TacoMAS co-evolves LLM agent topology and skills during inference, gains 13.3% over baselines
Researchers introduce TacoMAS, a multi-agent system that jointly adapts communication topology and agent capabilities at test time, achieving 13.3% average improvement over baselines.

TacoMAS, a test-time co-evolution framework for LLM-based multi-agent systems, jointly adapts both communication topology and individual agent capabilities during inference. The framework treats multi-agent inference as an online graph adaptation problem, where nodes represent agents with role-specific expertise and edges define how they communicate. Unlike prior work that freezes topology at inference time or adapts only one dimension, TacoMAS updates both axes on different time scales: a fast capability loop refines agent expertise using trajectory-level feedback, while a slower meta-LLM-driven topology loop performs structural changes including edge edits, agent additions, and agent removals.
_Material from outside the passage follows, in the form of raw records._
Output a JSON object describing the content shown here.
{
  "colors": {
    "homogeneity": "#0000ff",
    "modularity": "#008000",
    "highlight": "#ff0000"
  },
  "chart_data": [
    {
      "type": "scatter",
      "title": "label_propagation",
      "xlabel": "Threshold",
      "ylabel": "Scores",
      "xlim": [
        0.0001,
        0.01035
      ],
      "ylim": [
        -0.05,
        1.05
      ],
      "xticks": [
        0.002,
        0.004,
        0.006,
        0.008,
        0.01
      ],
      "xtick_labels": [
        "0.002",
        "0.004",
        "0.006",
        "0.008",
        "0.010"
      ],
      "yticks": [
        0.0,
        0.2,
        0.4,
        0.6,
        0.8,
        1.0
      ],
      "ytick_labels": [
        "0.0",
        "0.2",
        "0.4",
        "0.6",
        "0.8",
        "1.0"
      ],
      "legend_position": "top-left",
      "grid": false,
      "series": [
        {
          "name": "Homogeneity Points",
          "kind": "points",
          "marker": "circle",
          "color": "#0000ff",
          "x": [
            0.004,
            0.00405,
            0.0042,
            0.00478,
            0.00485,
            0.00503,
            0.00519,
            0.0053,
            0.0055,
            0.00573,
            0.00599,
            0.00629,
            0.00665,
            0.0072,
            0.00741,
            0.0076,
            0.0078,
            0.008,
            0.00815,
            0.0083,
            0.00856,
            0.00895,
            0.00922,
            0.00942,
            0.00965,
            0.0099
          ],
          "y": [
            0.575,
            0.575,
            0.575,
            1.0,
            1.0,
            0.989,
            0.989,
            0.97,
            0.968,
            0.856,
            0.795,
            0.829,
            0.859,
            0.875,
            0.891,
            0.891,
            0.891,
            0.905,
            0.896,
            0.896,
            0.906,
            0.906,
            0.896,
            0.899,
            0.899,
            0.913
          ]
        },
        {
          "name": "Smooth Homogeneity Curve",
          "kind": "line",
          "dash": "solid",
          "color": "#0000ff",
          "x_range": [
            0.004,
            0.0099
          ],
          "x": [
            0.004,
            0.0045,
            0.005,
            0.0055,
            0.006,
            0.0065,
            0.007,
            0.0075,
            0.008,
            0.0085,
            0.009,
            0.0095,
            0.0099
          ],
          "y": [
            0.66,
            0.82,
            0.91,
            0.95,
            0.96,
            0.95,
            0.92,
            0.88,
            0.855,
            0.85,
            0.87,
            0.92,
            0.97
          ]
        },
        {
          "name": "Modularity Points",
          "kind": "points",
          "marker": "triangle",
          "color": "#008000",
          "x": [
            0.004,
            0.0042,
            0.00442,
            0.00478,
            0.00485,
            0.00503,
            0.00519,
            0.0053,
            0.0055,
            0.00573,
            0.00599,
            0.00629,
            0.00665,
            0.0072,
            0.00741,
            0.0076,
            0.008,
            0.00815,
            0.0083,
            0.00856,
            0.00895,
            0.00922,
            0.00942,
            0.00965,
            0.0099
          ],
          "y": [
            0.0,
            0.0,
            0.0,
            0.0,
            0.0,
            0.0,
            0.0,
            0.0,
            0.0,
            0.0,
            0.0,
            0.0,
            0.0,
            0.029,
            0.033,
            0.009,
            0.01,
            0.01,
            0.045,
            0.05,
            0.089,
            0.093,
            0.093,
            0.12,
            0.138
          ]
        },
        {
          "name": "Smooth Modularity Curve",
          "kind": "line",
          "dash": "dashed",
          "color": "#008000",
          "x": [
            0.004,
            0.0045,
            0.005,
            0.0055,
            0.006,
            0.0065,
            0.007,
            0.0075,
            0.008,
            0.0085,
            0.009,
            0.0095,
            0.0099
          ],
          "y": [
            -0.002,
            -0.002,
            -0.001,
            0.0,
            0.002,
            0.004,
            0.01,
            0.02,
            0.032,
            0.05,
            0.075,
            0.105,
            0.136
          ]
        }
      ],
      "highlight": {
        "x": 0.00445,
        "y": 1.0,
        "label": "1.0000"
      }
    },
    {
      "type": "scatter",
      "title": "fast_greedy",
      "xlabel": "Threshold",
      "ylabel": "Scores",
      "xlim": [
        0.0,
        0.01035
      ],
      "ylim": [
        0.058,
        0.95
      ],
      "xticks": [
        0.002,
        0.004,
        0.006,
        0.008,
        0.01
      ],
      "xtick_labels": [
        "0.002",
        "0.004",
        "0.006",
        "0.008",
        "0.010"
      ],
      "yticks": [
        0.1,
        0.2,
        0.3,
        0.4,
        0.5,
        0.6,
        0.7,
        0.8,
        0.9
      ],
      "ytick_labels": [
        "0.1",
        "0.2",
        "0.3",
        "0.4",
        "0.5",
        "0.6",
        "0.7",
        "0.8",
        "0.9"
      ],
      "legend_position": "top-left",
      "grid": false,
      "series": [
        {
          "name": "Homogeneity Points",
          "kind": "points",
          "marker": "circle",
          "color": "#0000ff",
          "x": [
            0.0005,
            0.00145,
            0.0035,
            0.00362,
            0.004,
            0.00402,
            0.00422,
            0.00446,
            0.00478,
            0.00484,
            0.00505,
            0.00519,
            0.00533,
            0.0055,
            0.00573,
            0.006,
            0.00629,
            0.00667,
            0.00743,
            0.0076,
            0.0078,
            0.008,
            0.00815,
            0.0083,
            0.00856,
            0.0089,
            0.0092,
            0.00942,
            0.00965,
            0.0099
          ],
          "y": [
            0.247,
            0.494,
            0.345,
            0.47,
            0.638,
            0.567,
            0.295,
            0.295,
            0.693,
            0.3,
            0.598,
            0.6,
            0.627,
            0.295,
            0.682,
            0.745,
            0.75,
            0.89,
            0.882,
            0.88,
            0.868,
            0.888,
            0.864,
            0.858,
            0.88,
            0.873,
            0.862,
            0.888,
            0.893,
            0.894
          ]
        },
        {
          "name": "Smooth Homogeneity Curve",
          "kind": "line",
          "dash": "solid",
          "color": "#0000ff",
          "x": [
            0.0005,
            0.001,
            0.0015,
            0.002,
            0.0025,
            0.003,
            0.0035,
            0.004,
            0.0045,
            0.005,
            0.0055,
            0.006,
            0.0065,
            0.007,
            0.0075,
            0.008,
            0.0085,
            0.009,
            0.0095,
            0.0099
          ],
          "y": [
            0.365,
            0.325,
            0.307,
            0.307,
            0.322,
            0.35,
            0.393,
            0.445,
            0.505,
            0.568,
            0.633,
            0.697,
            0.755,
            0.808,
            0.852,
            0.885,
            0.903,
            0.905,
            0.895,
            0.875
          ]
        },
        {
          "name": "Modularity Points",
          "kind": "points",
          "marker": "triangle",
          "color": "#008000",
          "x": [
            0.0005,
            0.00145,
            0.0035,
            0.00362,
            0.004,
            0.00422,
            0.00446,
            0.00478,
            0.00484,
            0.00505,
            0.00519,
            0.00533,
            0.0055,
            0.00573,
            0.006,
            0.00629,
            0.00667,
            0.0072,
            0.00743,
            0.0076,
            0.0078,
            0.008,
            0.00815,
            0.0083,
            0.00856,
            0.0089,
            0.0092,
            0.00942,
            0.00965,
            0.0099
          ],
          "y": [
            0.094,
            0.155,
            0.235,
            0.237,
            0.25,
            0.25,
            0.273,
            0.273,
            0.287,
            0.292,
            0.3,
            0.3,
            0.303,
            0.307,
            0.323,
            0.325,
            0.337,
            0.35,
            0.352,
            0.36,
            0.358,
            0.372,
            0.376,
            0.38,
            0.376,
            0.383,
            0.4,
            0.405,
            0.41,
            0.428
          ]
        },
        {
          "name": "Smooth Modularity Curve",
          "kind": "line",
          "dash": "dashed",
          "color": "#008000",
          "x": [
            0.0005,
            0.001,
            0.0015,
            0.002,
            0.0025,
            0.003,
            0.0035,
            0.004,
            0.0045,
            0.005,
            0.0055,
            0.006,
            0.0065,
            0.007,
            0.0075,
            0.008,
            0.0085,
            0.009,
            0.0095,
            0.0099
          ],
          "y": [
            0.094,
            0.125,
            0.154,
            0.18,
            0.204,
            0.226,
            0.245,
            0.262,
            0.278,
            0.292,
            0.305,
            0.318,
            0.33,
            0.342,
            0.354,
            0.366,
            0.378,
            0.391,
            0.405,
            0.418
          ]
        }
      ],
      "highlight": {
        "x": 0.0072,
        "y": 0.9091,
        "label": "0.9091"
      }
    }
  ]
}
The dual-loop design drives the system toward a task-conditioned stable equilibrium. The fast loop handles emerging subtasks by rapidly updating agent capabilities, while the slow loop preserves coordination stability by evolving the communication structure more gradually. The researchers provide both empirical and theoretical evidence that effective test-time evolution requires this joint adaptation rather than optimizing topology or capability in isolation.
Tested on four benchmarks against nearly 20 multi-agent baselines, TacoMAS achieved an average improvement of 13.3 percent over the strongest baseline. Code is available on GitHub at chenxu2-gif/TacoMAS-MultiAgent.